Deepki, a notable player in the Environmental, Social, and Governance (ESG) sector focusing on real estate, has launched a groundbreaking AI-driven solution aimed at accelerating the decarbonisation of real estate portfolios. This newly introduced tool is specifically designed for commercial real estate owners, investors, and managers, enabling them to identify and prioritise capital expenditures that not only enhance asset value but also align with net-zero goals.
The solution, which leverages advanced AI-augmented physics models, allows users to simulate the impact of various investments at asset, fund, and portfolio levels. This innovative approach delivers virtual retrofitting plans that facilitate improved decision-making processes while enhancing return on investment—an increasingly vital consideration given contemporary sustainability targets.
Oliver Pin, Chief Product Officer at Deepki, expressed the complexities faced by real estate professionals in today’s market. "The main stake these days for our customers is to define the most efficient investment strategy that will combine profitability and decarbonisation," he stated in an interview with Funds Europe Magazine. He acknowledged the challenges posed by managing large portfolios with often minimal in-house expertise, underscoring the importance of leveraging AI to aid in strategic decision-making regarding capital investments.
In parallel, the debut edition of Funds Europe’s Asset Managers’ Carbon Impact Research Report 2024 has provided insights into critical trends influencing decarbonisation initiatives, carbon footprints, sustainable fund allocations, and the responsible investment strategies adopted by European asset management firms.

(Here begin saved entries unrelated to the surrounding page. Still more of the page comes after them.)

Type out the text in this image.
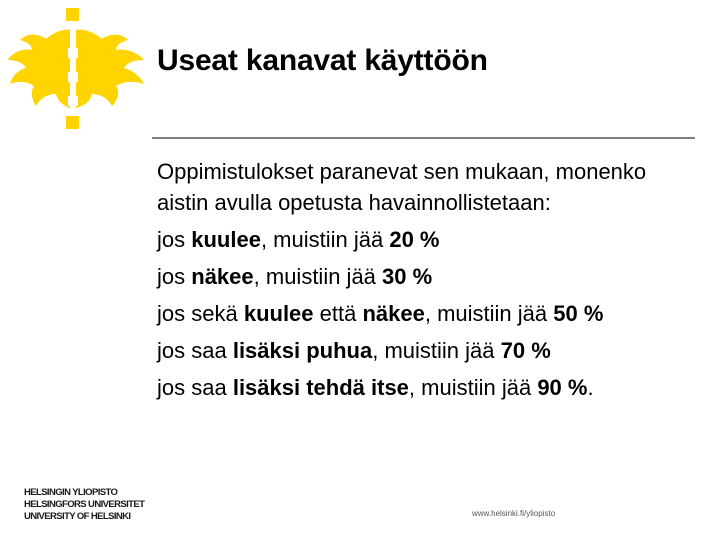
Useat kanavat käyttöön
Oppimistulokset paranevat sen mukaan, monenko
aistin avulla opetusta havainnollistetaan:
jos kuulee, muistiin jää 20 %
jos näkee, muistiin jää 30 %
jos sekä kuulee että näkee, muistiin jää 50 %
jos saa lisäksi puhua, muistiin jää 70 %
jos saa lisäksi tehdä itse, muistiin jää 90 %.
HELSINGIN YLIOPISTO
HELSINGFORS UNIVERSITET
UNIVERSITY OF HELSINKI	www.helsinki.fi/yliopisto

Deepki's platform presents a comprehensive view of current and projected portfolio performance, substantially reducing the need for extensive, costly asset-by-asset audits. By pinpointing retrofitting actions that yield the highest returns and assessing potential stranding risks across varying scenarios, the tool aids clients in prioritising investments that meet both sustainability and financial objectives.
Vincent Bryant, co-founder and CEO of Deepki, also commented on the valuable role of technology in real estate decarbonisation efforts, stating, “The time for waiting on asset-by-asset on-site physical audits and the installation of additional measurement devices is over." He emphasised that current technology, particularly in the realm of AI, empowers stakeholders to swiftly and accurately identify profitable retrofits at the portfolio level. “With Deepki’s new AI-augmented capabilities, you can create actionable decarbonisation plans that specify exactly what you need to do, how much you need to invest, and the anticipated profitability of your investments,” he added.
The Investment Plan feature incorporates a curated catalogue of over 130 retrofit actions, developed by Deepki’s research and development teams, guided by real-time data from various customers. The solution is compatible with existing plans formulated by engineering firms, thereby allowing users to construct more expansive ESG strategies. Furthermore, these plans are benchmarked against recognised science-based standards, such as the Carbon Risk Real Estate Monitor and the Science Based Targets initiative, to ensure performance optimisation and preservation of long-term asset value.
As Deepki advances in its goal of promoting sustainability through technological innovation, Bryant concluded, “This innovation is another step forward in achieving our founding aim.” The introduction of such AI-driven tools reflects an ongoing shift in the real estate industry, as businesses increasingly adopt technology to navigate the complex landscape of environmental responsibility and financial performance.